The Evergreen Heritage Center: a Western Maryland Sustainability Showcase
Surrounded by 130 acres of forest, wildlife, ponds, and evergreen trees, the Evergreen Heritage Center, first settled in the late 1700s, is the site of an ancestral home that began as a cabin, became a plantation, and is now supporting indoor/outdoor learning in a setting adjacent to the Great Allegheny Passage and the Western Maryland Scenic Railway.
Janice Keene, president of the Evergreen Heritage Center, has maintained the beauty of the center and has been working with Frostburg State University (FSU) and other members of the academic community to provide hands-on learning opportunities and teach students of all ages about our environment and how to sustain it for future generations. The vision for the Evergreen Heritage Center is for "students, teachers, researchers, and guests all visiting Evergreen to learn about, enjoy, and help preserve Maryland's heritage now and in the future."
Last semester a study, conducted by a number of FSU faculty and students, analyzed various elements of the Evergreen environment. Dr. Craig Caupp's Environmental Studies class conducted a slope analysis, examined plants, streams and other environmental elements. Professor Sunshine Brosi, responsible for the ethno botany program at FSU, used the Center for an outdoor class last semester; the students collected and inventoried medicinal herbs. Dr. Daniel Fiscus's forest science class visited Evergreen to see an environmentally friendly timbering demonstration. Students who have done projects at Evergreen can then use the work products they generate in their classes to add to their portfolios or resumes.
This year, the Evergreen Heritage Center has plans for more accomplishments in its work in sustainability. This semester there are eleven classes at FSU that are using the center for hands on projects. "We have hosted several classes this semester in terms of outdoor learning including ethno botany," stated Keene. For example, students are planting a medicinal herb garden and are growing shitake mushrooms.
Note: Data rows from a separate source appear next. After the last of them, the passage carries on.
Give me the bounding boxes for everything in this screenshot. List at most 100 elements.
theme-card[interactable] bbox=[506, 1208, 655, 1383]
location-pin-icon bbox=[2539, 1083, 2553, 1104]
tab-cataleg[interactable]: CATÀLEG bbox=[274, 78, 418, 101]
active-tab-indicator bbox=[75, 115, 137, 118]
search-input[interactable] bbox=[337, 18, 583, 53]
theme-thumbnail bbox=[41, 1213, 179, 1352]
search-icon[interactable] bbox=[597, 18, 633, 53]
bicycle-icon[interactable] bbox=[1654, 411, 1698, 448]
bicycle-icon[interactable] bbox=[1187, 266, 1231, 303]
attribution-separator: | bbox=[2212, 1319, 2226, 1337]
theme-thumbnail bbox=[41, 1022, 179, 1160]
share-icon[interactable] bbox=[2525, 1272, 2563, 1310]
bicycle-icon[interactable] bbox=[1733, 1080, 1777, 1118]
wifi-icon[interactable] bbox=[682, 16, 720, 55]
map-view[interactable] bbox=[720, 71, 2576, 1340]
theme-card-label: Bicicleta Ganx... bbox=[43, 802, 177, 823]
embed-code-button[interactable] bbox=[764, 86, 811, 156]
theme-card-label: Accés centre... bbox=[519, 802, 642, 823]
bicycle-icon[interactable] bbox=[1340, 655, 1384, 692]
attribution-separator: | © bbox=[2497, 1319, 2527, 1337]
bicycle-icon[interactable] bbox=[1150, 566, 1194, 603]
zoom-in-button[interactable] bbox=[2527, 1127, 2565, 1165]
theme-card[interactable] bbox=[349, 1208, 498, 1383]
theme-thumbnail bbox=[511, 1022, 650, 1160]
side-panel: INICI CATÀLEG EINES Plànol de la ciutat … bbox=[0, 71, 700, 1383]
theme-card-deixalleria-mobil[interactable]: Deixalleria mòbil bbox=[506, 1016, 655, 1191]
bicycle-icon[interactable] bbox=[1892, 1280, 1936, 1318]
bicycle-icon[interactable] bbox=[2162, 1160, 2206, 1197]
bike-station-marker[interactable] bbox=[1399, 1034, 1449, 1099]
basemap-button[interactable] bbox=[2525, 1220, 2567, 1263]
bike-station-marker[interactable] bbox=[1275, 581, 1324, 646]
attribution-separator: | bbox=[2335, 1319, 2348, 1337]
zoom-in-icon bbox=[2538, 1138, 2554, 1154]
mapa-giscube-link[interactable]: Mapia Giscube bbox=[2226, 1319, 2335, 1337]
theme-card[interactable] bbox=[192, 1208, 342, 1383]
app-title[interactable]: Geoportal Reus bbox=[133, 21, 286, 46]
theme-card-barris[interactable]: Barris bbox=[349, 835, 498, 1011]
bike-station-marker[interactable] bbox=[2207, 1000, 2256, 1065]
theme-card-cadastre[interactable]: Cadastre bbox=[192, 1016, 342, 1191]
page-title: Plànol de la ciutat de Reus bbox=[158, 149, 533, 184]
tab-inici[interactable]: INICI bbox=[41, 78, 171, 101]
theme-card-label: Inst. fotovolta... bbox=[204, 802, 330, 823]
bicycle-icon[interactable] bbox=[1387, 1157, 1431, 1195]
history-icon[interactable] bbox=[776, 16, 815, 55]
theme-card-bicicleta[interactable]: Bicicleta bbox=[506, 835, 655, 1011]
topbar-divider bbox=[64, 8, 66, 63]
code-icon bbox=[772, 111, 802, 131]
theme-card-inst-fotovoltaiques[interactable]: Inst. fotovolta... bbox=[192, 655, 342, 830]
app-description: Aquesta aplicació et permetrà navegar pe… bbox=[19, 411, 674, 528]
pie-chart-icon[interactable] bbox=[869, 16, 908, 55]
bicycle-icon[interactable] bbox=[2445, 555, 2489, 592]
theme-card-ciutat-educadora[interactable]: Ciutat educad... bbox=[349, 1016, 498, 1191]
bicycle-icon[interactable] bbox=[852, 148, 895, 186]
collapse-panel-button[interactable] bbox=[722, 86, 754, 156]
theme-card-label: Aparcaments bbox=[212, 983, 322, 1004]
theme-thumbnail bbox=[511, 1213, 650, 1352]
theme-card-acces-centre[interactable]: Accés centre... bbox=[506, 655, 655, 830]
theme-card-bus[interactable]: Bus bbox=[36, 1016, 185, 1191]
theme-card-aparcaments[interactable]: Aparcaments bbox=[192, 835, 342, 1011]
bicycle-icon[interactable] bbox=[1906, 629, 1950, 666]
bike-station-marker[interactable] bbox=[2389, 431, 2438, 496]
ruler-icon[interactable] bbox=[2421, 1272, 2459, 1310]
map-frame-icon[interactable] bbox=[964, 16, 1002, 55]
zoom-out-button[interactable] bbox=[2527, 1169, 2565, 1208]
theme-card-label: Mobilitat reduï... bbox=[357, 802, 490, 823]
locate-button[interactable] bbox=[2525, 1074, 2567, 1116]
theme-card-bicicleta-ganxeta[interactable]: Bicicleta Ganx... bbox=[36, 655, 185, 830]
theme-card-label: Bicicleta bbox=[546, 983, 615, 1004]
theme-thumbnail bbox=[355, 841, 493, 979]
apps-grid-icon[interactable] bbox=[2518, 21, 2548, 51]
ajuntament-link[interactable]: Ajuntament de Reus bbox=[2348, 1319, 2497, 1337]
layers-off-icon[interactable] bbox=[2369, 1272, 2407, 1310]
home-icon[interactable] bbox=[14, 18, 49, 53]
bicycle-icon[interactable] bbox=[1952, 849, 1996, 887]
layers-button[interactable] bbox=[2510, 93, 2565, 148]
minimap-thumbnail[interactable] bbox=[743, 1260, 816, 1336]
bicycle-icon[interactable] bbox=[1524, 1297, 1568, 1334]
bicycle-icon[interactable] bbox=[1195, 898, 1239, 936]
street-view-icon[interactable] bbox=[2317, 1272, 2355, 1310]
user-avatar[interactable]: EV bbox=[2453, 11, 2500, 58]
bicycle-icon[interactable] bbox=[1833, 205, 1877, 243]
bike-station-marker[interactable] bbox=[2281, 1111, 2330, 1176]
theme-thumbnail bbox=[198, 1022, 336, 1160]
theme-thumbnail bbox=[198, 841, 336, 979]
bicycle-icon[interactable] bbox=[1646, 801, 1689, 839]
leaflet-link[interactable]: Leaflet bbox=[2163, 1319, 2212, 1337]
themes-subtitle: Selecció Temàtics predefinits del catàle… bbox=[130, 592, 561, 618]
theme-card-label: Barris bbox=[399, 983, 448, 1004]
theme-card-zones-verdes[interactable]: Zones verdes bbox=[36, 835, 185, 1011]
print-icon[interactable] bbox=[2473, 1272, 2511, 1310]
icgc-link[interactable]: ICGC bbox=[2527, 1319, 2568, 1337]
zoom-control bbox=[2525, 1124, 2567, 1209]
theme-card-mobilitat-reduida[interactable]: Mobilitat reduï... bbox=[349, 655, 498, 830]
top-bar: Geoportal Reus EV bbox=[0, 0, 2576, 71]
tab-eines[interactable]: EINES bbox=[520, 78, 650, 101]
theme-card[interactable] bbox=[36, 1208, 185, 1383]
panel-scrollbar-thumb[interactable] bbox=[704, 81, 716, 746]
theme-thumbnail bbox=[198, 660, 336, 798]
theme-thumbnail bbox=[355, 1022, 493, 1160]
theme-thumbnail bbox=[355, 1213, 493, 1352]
In February, the Evergreen Heritage Center Foundation and other academic and business organizations, applied for a Congressional appropriation for an initiative called Green Learning, Green Jobs. According to Keene, "'Green Learning, Green Jobs' is a priority initiative that members of academic and business communities have defined to create and provide a series of job-skill focused sustainability learning programs." The program will teach sustainability solutions, provide students with credentials to provide good paying jobs, and provide jobs for workers who have been affected by the tumbling economy.
Last year, the FSU Foundation, in partnership with FSU, Allegany College of Maryland, Allegany County Public Schools, and the Evergreen Heritage Center, was awarded a grant for a Feasibility Study to create an indoor and outdoor learning facility. "Work under that study has identified more than 100 courses, science camps, and youth projects with the central theme of sustainability," explained Keene. Hands-on learning opportunities include biology, geography, ethno botany, history, education, business, and art, as well as science day camps that would include field trips to the Center and continuing education courses that would leverage the Center's venue. "The Feasibility Study is due to be complete at the end of June," stated Keene.
In reference to future plans, Keene explains, "We are still awaiting the final results of the Feasibility Study, but regardless of the results, we plan to share the beauty of the Evergreen Heritage Center and its lessons of sustainability with young and old alike."